Mas a Argentina ficará para a história como o país que primeiro enfrentou a arma mais poderosa da América, o seu controlo sobre as finanças globais, uma batalha que poderá catalisar o fim de uma era para a hegemonia financeira dos EUA.
Andrés Cala é um premiado jornalista, colunista e analista colombiano especializado em geopolítica e energia. Ele é o principal autor de O ponto cego da América: Chávez, energia e segurança dos EUA.
Vá em frente, Argentina! Se precisar de conselhos, peça-os à Islândia para ver como eles venceram os Sociopatas da Elite Corporativa Global.
Os nossos capitalistas financeirizados em Wall Street (e os seus bajuladores do governo dos EUA) ainda estão a tentar ganhar dinheiro com dinheiro ou, melhor, neste caso, a ganhar dinheiro com a especulação em vez de o ganharem através da venda de produtos acabados. “Tão rico como um argentino” ainda é válido hoje porque eles estão vendendo coisas, você sabe, produtos acabados como bens de consumo para os brasileiros e no valor de oito bilhões de dólares por ano! O grande e velho urso americano tem perambulado sem rumo por um território já marcado e falado. O Sr. Urso dos EUA, agora há uma reviravolta, sentiu o cheiro de bacon frito e tem toda a intenção de roubar em vez de ganhar por conta própria.
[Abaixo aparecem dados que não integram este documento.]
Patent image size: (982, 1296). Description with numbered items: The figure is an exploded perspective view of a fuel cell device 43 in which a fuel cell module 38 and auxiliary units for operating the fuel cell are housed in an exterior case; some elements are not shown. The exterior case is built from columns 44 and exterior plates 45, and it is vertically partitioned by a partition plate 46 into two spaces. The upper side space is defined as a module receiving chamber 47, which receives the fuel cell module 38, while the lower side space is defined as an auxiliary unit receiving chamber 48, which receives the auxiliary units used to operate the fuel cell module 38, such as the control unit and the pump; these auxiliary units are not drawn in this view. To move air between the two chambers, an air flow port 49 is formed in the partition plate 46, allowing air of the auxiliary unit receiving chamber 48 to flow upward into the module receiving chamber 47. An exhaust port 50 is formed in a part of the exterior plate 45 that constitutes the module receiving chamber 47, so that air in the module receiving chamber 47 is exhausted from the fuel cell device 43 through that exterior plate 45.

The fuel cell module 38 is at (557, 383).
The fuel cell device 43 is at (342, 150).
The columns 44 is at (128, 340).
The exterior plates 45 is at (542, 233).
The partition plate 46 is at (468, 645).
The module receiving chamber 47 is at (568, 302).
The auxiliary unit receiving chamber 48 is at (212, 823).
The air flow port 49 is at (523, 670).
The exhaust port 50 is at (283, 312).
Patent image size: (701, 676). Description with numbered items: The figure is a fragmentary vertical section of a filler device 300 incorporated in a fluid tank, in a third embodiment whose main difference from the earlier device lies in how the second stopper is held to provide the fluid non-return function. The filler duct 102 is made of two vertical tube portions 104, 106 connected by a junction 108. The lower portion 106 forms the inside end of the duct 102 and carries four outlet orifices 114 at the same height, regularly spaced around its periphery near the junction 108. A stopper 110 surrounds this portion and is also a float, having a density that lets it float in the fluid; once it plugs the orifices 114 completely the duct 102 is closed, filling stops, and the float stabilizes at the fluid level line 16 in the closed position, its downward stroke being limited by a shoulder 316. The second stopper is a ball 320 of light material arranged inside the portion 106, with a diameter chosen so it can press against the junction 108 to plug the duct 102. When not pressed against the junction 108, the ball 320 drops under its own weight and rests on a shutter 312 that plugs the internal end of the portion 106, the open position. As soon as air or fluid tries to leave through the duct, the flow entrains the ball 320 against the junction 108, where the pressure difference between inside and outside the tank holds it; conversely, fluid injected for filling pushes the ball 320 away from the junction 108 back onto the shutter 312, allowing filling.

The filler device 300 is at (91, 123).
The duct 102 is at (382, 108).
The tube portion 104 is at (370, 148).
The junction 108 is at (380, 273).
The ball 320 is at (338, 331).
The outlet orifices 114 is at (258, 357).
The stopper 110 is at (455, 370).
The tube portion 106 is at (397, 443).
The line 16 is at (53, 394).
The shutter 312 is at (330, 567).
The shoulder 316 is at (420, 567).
Bem, a estratégia ou instinto se encaixa porque outra figura simbólica vem à mente, é da natureza da águia careca esperar que algum cutelo e caçador trabalhador faça todo o trabalho e então a águia começa a roubar aquela refeição. Pessoal, não podemos simplesmente jogar tudo fora na esperança de que as impressoras 3-D resolvam o problema ou, pior, comecemos a bombardear nossos parentes próximos ao sul da fronteira. Dito de outra forma, os países BRIC e PIIGS nunca nos contratarão ou permitirão que os EUA sejam a polícia do mundo. Os meios de produção, obrigado, Sr. Marx, devem regressar aos Estados Unidos e, se não puderem, então é melhor que sejamos diplomatas supremos e tipos simpáticos ou a maioria dos americanos tornar-se-ão manipuladores de dinheiro apenas para sobreviver.
Cala é muito gentil. Giesa tem uma reputação por esse tipo de desprezível, Vulture Singer também (e sua história completa está disponível no maravilhoso livro “Vultures' Picnic” de Greg Palast. Até Gearge W Bush rejeitou uma exigência anterior semelhante a esta de Paul Singer, embora tenha sido contra o Partido Republicano, e Obama tem meios para impedir isto, mas (surpresa surpresa) recusa-se a fazê-lo. Singer arruinou vários países africanos por estes meios e não tem qualquer tipo de posição moral.
Os chineses acabaram de emprestar 600 milhões de dólares aos argentinos a taxas muito atractivas. A Argentina ficará bem, os EUA perderão no tribunal mundial para que os contribuintes paguem a conta, e Nova Iorque não será mais o lugar onde as nações emitem dívida. Bom trabalho, Sr. Elliott.
Por que nenhuma menção a George Soros?
Pelo que entendi, ele teve uma reunião recente com devedores “argentinos”?
http://www.larouchepub.com/eiw/public/1999/eirv26n23-19990604/eirv26n23-19990604_004-soros_threatens_argentina_your_l.pdf
Você recebe notícias do LaRouche?
LOL!
A Argentina é um país próspero que sofre de uma corrupção profunda que derruba esta grande nação. Os fundos de hedge os atacam. No entanto, tal como fazem os abutres, a Argentina está viva e reagindo e merece todo o apoio de outras nações que foram e são estranguladas pelos banqueiros da máfia. O mesmo aconteceu com a Grécia e Portugal, estes ladrões americanos deveriam ser detidos.
As pessoas deveriam assistir às peças do ativista de Singer. Bom exemplo está ligado http://www.fitinvestmentideas.com
Paul Singer é a face repulsiva deste tipo de ganância e com o apoio dos seus políticos pagos as coisas só vão piorar com o passar do tempo. Espero que a Argentina continue a enfrentar este tipo de violência.
Vá Argentina. Os bancos de Wall St e DC operando como parceiros no crime são muito piores, sem moral, do que você. Você tem o caminho certo.